La percezione del rischio esiste, presso gli utenti. Quello che non riescono ancora a metabolizzare è che molto spesso sono le azioni improprie degli esseri umani a causare danni alla sicurezza informatica. Ad esempio, un trend in crescita è quello di abbandonare in luoghi strategici degli stick USB, con all’interno malware che si attivano al primo utilizzo. Una policy aziendale che preveda l’uso esclusivo di stick USB crittografate, certamente aiuterebbe a mitigare questo fenomeno. Inoltre, le nostre chiavette USB (leggi il test della pendrive Kingston IronKey D300S)  vengono riconosciute dal sistema, che è in grado di autorizzare solo quelle precedentemente approvate dagli amministratori IT. Il nostro software arriva perfino a consentire l’utilizzo di una singola chiavetta su un singolo laptop o PC, laddove sia necessaria una policy di sicurezza particolarmente restrittiva.

Kingston e la data protection, intervistiamo Stefania Prando

– Secondo le vostre analisi, quali sono le metodologie che i cybercriminali utilizzano maggiormente per raggiungere l’obiettivo?
Dal nostro punto di vista, vediamo una maggior diffusione di stick USB infetti, lasciati ad hoc in luoghi particolarmente frequentati dai dipendenti-obbiettivo. A livello generale, certamente le tecniche di social engineering e di phishing sono sempre più diffuse. Più in generale, è la persona fisica il punto di attacco privilegiato dai cyber criminali.

– Quali sono i settori più a rischio? Perché? Quali gli ambienti già compromessi in maggior misura?
Ottenere la fiducia del personale meno preparato, permette di entrare nella rete aziendale con estrema facilità. Questo po’ avvenire tramite e-mail, social engineering, e perfino con attività fisiche tramite interazione diretta con il soggetto bersaglio. Il fattore umano rimane, e sarà sempre, l’anello debole della catena della sicurezza. Questo implica che non esistono, dal nostro punto di vista, settori meno a rischio di altri. Certamente le PMI sono le realtà meno attrezzate ad affrontare i cyber criminali. Facendo parte delle supply chain di grandi aziende, sono facilmente target di un attacco e possono costituire un punto critico per la sicurezza informatica.

– Stante un grado di pericolosità in costante aumento, sia per i dirigenti, sia per i dipendenti: quali sono i rischi per le imprese, le PA e, come ultimo anello della catena, per tutti i cittadini?
Perdere il controllo dei propri dati personali oggi comporta rischi gravissimi.
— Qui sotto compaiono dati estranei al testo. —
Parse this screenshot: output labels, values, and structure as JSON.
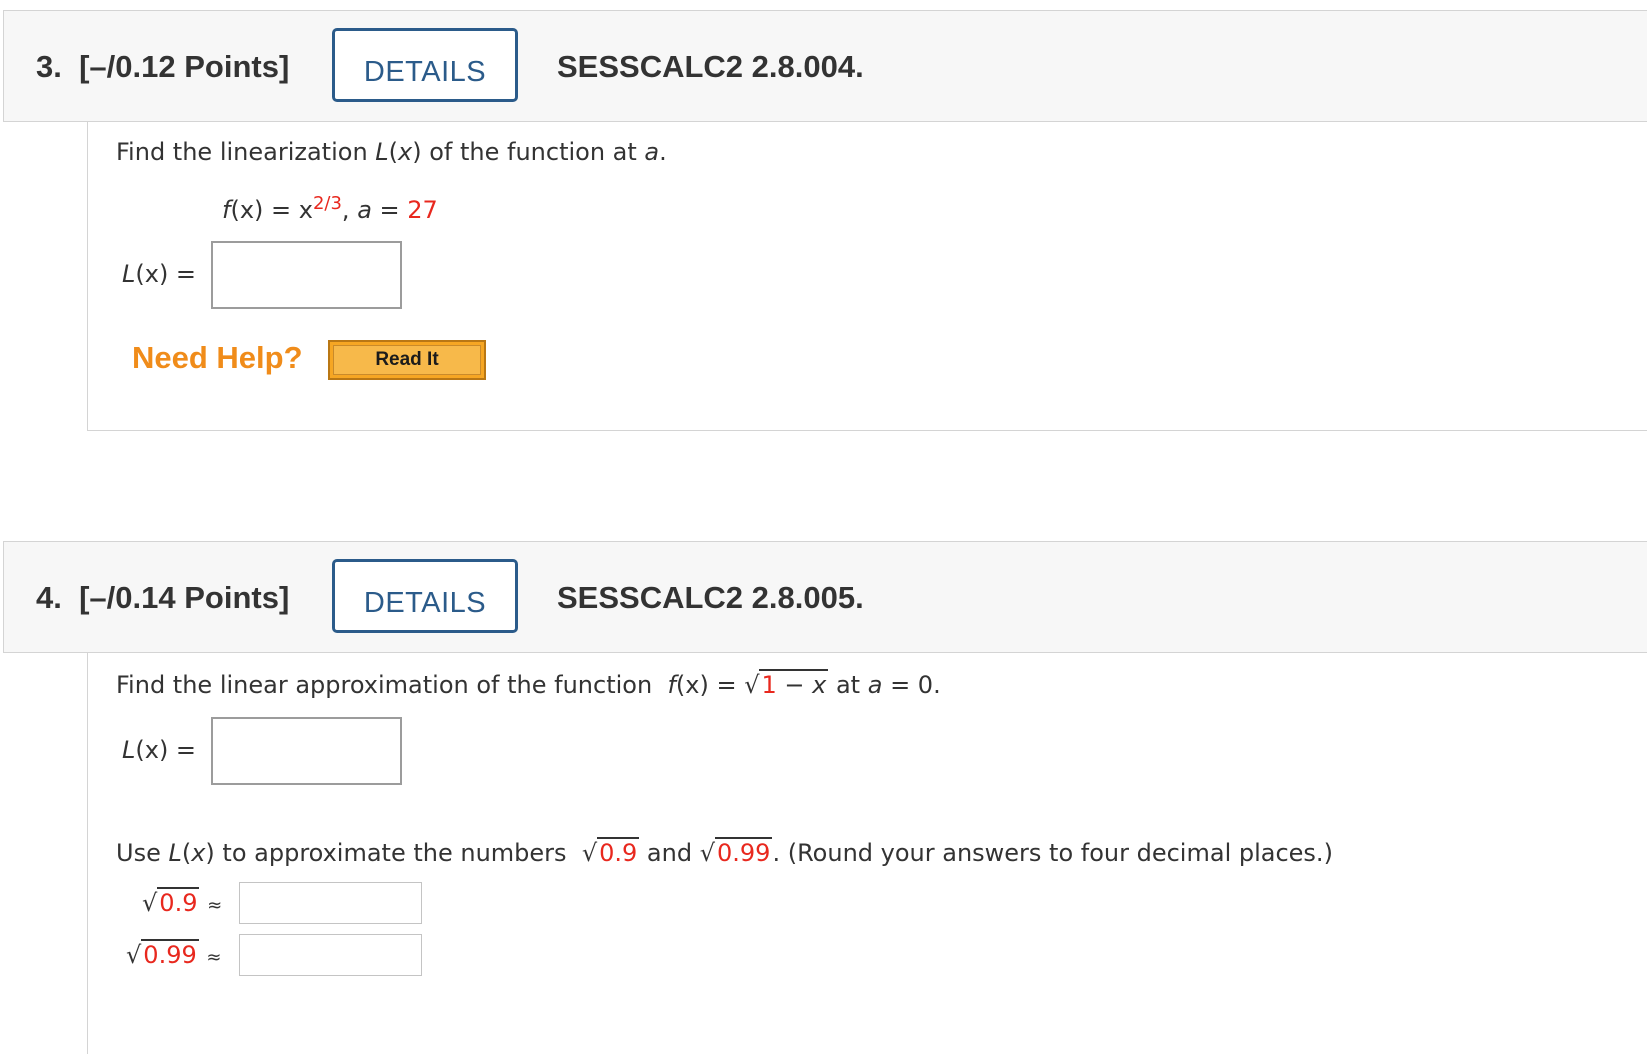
{
  "q3": {
    "number": "3.",
    "points": "[–/0.12 Points]",
    "details_label": "DETAILS",
    "ref": "SESSCALC2 2.8.004.",
    "prompt_a": "Find the linearization ",
    "prompt_Lx": "L",
    "prompt_b": "(",
    "prompt_x": "x",
    "prompt_c": ") of the function at ",
    "prompt_a_var": "a",
    "prompt_end": ".",
    "fx_f": "f",
    "fx_paren": "(x) = x",
    "fx_exp": "2/3",
    "fx_comma": ", ",
    "fx_a": "a",
    "fx_eq": " = ",
    "fx_aval": "27",
    "answer_label_L": "L",
    "answer_label_rest": "(x) =",
    "answer_value": "",
    "need_help": "Need Help?",
    "read_it": "Read It"
  },
  "q4": {
    "number": "4.",
    "points": "[–/0.14 Points]",
    "details_label": "DETAILS",
    "ref": "SESSCALC2 2.8.005.",
    "prompt_a": "Find the linear approximation of the function ",
    "fx_f": "f",
    "fx_paren": "(x) = ",
    "sqrt_one": "1",
    "sqrt_minus": " − ",
    "sqrt_x": "x",
    "prompt_at": " at ",
    "prompt_a_var": "a",
    "prompt_zero": " = 0.",
    "answer_label_L": "L",
    "answer_label_rest": "(x) =",
    "answer_value": "",
    "use_a": "Use ",
    "use_L": "L",
    "use_b": "(",
    "use_x": "x",
    "use_c": ") to approximate the numbers ",
    "num1": "0.9",
    "and": " and ",
    "num2": "0.99",
    "round_note": ". (Round your answers to four decimal places.)",
    "approx1_num": "0.9",
    "approx2_num": "0.99",
    "approx_sym": "≈",
    "approx1_value": "",
    "approx2_value": ""
  }
}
Ad esempio, è possibile che ne venga fatto uso per scopi illegali, anche di rilevanza notevole. Malware, ransomware, phishing e altre tipologie di attacco sono diffusi ad ogni livello. Nuovamente, riteniamo che sia essenziale il livello della consapevolezza. La conoscenza è la prima base della sicurezza.

– Volendo tracciare uno scenario aggiornato, tra ransomware, cripto-malware, phishing e tutte le minacce in circolazione: quali sono le tendenze attuali? Quanto impattano le vulnerabilità dei sistemi e dei software moderni in termini di sicurezza generale delle imprese e di capacità di fronteggiare simili minacce?
Le minacce informatiche, dal nostro punto di vista, vedono sempre più le persone come bersaglio di riferimento. Si fa sempre più strada il concetto della debolezza umana come punto di ingresso nelle reti informatiche aziendali. Inoltre, il perimetro aziendale molto liquido agevola il compito degli attaccanti. Per un cybercriminale, superare le difese informatiche richiede molti più rischi e competenze; inoltre si troverebbero ad affrontare personale qualificato in grado di arginarne le azioni. Molto meglio (e più redditizio) entrare in possesso delle credenziali di un dipendente poco attento o poco preparato.